You don’t like the frivolous, the inefficient or the trivial. You don’t believe in ghosts, astrology or second chances.
AQUARIUS (January 20 – February 18)
Aquarius: you don’t have feelings and would prefer to spend your life working on a reality simulator than ever talking to a stranger.
Deep space’s deafening silence has a narcotic effect on you. You are a charismatic cult-leader who is always enthralling. Your interests include loose linens and mind control, as well as experimental communities.
You are a person who is deeply attracted to humanity, but you dislike social interaction. You identify with Oprah. You have slightly wavy hair, you are a quirk, and would be the first to have sex if an alien approached you.
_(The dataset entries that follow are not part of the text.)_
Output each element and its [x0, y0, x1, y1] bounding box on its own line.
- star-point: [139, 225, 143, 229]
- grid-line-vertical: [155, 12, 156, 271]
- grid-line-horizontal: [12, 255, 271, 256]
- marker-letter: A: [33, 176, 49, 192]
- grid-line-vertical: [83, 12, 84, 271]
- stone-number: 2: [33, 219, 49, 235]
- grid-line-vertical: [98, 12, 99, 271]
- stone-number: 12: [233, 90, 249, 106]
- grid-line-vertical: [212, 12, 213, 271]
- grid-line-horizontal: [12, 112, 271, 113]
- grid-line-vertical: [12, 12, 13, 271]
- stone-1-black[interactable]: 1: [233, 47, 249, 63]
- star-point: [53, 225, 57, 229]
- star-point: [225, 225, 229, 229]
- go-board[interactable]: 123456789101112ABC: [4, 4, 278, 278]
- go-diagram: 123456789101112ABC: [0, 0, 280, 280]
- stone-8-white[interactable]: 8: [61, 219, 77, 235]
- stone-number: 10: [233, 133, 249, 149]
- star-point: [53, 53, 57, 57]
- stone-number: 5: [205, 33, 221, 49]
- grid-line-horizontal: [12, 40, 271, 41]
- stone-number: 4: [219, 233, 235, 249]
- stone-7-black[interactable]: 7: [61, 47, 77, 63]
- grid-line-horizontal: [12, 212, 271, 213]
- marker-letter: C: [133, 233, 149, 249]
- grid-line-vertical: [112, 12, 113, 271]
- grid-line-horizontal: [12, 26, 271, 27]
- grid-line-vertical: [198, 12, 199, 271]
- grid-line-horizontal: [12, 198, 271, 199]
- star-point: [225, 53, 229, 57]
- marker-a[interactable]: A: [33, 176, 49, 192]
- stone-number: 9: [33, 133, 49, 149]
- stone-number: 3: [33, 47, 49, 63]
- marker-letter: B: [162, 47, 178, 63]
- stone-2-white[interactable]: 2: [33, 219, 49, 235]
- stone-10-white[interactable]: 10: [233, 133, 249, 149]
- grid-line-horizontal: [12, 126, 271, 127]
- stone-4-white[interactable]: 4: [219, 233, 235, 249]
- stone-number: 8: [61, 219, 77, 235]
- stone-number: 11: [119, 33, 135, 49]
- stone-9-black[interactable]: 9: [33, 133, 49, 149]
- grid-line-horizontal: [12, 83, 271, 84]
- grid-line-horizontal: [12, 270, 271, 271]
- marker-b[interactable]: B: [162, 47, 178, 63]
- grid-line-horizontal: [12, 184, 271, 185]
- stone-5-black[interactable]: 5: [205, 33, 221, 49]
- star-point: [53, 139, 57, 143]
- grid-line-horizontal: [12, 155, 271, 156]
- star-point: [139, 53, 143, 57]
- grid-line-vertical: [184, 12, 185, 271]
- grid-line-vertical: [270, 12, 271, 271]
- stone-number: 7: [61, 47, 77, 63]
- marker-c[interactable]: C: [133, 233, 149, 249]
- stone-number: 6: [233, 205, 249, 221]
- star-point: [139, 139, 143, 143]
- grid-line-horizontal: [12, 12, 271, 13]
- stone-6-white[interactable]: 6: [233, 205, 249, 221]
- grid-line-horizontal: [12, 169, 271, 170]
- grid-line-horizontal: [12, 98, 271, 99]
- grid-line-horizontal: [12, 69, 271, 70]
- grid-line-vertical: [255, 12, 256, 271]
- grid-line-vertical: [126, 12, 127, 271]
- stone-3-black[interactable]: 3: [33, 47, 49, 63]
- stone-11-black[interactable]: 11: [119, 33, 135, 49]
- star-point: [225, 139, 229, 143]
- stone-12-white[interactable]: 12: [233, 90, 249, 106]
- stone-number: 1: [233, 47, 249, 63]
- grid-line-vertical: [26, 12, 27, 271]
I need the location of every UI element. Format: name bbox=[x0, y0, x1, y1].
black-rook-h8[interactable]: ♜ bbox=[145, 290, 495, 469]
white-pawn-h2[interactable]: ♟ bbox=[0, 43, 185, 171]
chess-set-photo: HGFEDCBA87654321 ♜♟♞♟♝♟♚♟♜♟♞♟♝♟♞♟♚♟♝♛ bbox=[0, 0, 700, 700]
PISCES (February 19 – March 20)
You are a Pisces if you’re a mix of a maniac pixie dreamgirl, sad-sack, poet, wet eyed martyr, nihilist, wearing a turtleneck with cheap Champagne in your belly, or the last person to stand at a party while dancing to synth pop.
You’re known for being emotionally fragile and showing up with half a bag at all kinds of social events. You can’t handle the reality of today. Instead, you live in a Teletubby dreamland filled with prescription pills, white Lie, watercolor paintings and John Hughes movies.
Astrologer Reda Wigle researches and irreverently reports back on planetary configurations and their effect on each zodiac sign. Her horoscopes incorporate history, pop culture, poetry and personal experiences. She is a talented writer and has chronicled her travels as well as profiled many artists and performers. Among the many intriguing topics she has tackled are cemetery etiquette, her love for dive bars, Cuban Airbnbs, a “girls guide” to strip clubs and the “weirdest” foods available abroad.